The most important financial institution in any monetary economy is the central bank. South Africa's central bank is the South African Reserve Bank (SARB), which was established in 1920. The SARB's five main functions are:
- Issuing bank notes and coins;
- Acting as banker for other banks;
- Acting as banker for the government;
- Acting as custodian of SA's gold and other foreign reserves;
- Formulating and implementing monetary policy.
As bankers' bank, the SARB, among other things, acts as 'lender of last resort'. The SARB is willing to meet any cash balance shortage experienced in the money market. When, for example, people are collectively borrowing more from the banks than they are investing, the banks also experience funding difficulties and they borrow money from the SARB, by way of a repurchase or 'repo' transaction.

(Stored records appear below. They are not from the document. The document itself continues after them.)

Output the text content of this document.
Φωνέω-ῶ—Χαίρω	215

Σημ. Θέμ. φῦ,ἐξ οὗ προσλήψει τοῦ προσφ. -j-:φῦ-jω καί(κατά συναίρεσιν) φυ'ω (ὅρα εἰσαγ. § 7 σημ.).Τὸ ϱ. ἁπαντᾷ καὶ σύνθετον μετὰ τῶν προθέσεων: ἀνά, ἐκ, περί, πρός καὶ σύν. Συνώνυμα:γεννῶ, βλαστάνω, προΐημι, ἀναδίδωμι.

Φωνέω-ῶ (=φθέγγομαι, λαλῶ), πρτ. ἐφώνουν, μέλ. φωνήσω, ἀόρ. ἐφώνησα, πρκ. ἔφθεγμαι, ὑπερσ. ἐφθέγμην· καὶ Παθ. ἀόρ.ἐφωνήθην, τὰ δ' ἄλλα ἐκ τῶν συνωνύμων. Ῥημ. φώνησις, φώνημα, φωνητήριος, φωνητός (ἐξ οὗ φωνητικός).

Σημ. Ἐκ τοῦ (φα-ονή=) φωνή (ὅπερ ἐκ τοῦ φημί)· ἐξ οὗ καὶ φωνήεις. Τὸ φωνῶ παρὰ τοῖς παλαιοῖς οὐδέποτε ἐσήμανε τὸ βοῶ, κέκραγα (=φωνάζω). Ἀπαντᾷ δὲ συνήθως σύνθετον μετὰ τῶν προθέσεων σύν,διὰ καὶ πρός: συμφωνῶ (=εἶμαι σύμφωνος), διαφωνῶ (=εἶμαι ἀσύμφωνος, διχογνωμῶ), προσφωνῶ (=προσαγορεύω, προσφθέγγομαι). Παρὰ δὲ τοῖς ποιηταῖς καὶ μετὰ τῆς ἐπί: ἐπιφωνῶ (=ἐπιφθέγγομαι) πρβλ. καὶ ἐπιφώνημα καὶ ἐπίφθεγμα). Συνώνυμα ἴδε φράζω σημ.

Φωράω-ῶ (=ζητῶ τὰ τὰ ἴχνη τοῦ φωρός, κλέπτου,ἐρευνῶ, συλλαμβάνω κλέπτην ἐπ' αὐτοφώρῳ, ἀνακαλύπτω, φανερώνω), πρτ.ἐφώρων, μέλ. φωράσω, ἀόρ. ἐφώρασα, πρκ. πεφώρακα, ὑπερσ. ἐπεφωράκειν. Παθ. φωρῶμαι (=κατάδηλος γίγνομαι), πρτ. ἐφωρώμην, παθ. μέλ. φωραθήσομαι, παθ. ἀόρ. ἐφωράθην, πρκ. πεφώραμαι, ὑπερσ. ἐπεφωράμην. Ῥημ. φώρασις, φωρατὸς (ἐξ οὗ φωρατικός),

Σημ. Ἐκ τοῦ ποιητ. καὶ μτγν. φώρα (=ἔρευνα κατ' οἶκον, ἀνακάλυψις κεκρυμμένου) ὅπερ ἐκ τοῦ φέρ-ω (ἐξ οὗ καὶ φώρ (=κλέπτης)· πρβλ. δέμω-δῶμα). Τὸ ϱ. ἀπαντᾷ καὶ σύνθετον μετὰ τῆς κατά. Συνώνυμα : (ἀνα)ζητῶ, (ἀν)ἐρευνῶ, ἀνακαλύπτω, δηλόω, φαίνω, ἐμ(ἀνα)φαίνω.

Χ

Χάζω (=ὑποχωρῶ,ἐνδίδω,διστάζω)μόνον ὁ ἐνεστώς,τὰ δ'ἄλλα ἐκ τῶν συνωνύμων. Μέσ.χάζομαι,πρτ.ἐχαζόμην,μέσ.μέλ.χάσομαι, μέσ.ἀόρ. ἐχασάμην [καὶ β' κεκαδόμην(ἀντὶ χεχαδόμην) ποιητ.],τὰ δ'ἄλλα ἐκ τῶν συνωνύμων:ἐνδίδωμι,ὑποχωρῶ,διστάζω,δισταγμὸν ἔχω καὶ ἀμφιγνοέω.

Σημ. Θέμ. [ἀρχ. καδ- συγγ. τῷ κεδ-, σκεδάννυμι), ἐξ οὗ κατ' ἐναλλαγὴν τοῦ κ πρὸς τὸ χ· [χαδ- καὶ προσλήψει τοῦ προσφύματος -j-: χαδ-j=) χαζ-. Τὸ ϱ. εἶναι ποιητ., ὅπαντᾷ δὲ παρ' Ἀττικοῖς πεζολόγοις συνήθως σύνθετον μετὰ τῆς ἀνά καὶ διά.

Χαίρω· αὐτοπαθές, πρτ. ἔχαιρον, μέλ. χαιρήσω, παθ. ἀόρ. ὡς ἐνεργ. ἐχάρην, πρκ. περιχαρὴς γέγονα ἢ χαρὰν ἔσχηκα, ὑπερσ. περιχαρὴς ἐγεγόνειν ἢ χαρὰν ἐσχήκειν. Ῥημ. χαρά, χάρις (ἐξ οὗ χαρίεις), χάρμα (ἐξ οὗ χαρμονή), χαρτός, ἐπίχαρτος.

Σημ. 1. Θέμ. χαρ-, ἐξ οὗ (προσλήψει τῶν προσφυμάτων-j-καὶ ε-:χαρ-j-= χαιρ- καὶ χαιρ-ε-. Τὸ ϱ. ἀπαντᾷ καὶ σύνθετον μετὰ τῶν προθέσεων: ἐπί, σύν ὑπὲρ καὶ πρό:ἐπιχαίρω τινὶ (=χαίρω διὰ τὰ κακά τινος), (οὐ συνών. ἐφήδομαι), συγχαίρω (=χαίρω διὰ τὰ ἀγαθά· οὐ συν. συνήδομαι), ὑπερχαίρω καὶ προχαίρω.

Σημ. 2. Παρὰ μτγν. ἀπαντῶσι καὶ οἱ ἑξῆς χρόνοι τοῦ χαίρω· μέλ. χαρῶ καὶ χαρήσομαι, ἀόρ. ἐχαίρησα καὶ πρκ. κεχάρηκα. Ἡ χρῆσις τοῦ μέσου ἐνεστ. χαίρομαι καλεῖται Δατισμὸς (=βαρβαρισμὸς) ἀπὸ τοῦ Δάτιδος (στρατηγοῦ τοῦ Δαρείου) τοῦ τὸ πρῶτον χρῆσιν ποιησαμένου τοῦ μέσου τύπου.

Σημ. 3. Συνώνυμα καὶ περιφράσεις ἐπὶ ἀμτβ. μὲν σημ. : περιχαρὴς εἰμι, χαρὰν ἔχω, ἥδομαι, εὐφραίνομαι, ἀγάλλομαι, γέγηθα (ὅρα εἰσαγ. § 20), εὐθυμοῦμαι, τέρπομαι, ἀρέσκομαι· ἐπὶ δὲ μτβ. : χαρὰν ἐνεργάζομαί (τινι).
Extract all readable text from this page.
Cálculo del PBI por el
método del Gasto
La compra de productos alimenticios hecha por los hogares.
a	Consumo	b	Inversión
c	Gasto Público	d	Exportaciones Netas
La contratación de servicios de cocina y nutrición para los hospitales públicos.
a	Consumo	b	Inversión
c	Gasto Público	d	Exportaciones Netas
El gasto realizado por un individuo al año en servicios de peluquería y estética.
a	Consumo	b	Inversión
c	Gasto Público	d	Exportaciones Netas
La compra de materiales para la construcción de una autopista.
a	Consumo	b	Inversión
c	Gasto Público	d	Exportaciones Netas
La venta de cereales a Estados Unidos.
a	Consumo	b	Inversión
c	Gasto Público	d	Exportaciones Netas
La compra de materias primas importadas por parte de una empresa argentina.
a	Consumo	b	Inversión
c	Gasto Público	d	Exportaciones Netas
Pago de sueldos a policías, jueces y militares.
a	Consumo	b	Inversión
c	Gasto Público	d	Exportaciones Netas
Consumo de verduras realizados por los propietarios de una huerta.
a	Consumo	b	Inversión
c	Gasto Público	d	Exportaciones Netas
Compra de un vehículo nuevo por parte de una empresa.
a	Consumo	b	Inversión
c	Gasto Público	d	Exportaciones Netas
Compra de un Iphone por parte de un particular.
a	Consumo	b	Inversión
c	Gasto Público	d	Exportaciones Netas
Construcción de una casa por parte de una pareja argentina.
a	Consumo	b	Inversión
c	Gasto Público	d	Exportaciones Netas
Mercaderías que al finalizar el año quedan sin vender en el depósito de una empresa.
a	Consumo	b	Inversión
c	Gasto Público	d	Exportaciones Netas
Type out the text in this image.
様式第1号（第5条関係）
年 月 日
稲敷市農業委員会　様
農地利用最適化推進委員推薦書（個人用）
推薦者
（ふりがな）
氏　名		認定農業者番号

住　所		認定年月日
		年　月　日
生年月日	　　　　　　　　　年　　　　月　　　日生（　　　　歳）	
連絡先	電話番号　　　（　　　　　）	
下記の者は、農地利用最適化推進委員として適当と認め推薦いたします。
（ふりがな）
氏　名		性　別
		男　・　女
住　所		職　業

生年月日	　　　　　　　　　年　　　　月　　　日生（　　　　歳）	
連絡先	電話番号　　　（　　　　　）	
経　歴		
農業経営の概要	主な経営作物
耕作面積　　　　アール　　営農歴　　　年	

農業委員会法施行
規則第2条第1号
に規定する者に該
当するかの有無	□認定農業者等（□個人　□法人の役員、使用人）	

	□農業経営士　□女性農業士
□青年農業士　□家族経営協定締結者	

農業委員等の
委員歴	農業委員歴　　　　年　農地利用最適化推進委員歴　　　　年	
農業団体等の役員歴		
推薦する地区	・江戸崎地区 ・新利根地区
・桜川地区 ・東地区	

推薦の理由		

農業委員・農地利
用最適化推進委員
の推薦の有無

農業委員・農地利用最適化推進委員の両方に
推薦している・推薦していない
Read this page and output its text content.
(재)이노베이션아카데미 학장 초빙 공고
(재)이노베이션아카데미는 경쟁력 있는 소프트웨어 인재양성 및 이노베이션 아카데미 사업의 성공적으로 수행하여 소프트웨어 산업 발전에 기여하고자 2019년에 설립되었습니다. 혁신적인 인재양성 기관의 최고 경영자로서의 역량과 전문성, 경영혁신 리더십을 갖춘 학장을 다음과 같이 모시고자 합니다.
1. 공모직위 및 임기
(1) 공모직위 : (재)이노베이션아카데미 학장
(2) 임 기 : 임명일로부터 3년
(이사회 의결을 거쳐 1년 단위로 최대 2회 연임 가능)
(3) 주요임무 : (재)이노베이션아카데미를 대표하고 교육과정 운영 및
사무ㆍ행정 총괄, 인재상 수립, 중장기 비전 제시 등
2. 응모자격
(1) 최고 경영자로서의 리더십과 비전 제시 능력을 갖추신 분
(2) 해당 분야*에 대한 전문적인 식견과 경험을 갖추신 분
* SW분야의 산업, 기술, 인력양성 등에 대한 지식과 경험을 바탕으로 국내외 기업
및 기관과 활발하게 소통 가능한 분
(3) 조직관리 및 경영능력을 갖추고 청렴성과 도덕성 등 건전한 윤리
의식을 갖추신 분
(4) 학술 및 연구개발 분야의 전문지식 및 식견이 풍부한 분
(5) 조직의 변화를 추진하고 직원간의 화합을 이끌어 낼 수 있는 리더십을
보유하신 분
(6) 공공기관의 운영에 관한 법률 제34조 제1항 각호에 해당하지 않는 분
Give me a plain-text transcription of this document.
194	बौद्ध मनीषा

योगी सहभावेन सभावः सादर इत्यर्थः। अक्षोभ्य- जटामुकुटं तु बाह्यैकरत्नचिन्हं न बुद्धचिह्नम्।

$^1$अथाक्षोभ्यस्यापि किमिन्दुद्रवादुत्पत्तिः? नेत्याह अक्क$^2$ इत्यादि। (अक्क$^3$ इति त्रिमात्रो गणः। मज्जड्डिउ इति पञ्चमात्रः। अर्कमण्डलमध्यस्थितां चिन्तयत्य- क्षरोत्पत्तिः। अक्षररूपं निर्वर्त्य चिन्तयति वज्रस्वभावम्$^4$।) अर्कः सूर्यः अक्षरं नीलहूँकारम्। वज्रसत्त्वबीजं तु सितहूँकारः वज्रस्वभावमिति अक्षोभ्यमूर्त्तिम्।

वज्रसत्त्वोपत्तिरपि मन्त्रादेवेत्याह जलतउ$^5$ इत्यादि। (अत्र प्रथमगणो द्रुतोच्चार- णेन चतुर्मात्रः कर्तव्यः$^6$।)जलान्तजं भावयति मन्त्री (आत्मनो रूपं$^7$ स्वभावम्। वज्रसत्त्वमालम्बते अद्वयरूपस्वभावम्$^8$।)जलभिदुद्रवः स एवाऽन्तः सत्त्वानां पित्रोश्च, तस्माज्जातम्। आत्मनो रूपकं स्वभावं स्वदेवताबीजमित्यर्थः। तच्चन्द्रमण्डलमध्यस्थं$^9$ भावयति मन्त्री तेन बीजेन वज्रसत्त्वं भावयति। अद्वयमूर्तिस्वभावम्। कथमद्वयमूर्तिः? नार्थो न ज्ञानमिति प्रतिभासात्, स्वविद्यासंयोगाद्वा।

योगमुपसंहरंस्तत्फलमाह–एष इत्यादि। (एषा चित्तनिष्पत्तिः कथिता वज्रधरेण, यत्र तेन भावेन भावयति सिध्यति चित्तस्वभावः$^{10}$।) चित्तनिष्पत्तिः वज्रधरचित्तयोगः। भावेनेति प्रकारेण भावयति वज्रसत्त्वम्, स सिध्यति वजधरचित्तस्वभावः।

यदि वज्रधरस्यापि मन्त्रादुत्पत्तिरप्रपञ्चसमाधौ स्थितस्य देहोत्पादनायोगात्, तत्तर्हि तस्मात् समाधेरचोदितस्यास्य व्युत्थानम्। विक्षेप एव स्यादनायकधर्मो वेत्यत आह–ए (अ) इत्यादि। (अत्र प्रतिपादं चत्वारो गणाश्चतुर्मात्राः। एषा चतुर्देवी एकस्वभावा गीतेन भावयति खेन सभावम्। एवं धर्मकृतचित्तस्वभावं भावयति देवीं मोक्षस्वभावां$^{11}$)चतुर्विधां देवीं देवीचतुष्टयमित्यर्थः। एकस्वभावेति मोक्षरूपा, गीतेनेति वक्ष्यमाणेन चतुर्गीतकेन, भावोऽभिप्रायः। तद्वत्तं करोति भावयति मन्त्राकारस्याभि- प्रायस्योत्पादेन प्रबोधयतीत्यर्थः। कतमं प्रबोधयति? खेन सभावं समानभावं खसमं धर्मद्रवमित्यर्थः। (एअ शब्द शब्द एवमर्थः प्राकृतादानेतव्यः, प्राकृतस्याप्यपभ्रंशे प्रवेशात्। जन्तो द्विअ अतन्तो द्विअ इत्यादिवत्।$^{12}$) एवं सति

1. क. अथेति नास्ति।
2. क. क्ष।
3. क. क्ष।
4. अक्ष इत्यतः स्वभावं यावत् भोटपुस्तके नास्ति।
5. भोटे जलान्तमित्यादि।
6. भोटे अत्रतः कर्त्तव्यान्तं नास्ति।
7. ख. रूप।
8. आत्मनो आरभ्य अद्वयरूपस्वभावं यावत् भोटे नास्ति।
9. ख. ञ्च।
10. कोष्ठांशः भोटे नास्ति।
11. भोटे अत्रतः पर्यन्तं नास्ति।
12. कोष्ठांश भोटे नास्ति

This means that the banks sell certain of their financial assets to the SARB and promise to repurchase the assets from the SARB within seven days.
The SARB charges the banks a fee to borrow this money (a percentage of the loan). This is called interest. When the banks repay their loans (buy back their financial assets), they also pay the interest due. This percentage of the loan (the interest), which the SARB charges the banks, is called the Repo Rate. It is the rate (percentage) at which interest is calculated on loans to the banks and it is one of the SARB's credit management tools.
The SARB makes a certain amount of money available to banks to cover their shortfalls. This amount will determine the Repo Rate. If this amount is insufficient, it means that the SARB's shortfall becomes greater, causing the Repo Rate to rise.
It's a vicious circle…
- The more debt you have…
- The more debt the banks have…
- The more debt the SARB has…
- The more debt the country has…
- The less money is available to the government to care for its people.
- The poorer you get…
- And the more you have to borrow…
The rate that plays the most dominant role in determining the Interest Rate is the Repo Rate. When the SARB increases the Repo Rate, the banks usually increase their Prime Lending Rate accordingly, and a decrease in the Repo Rate will result in a decline in the Prime Lending Rate.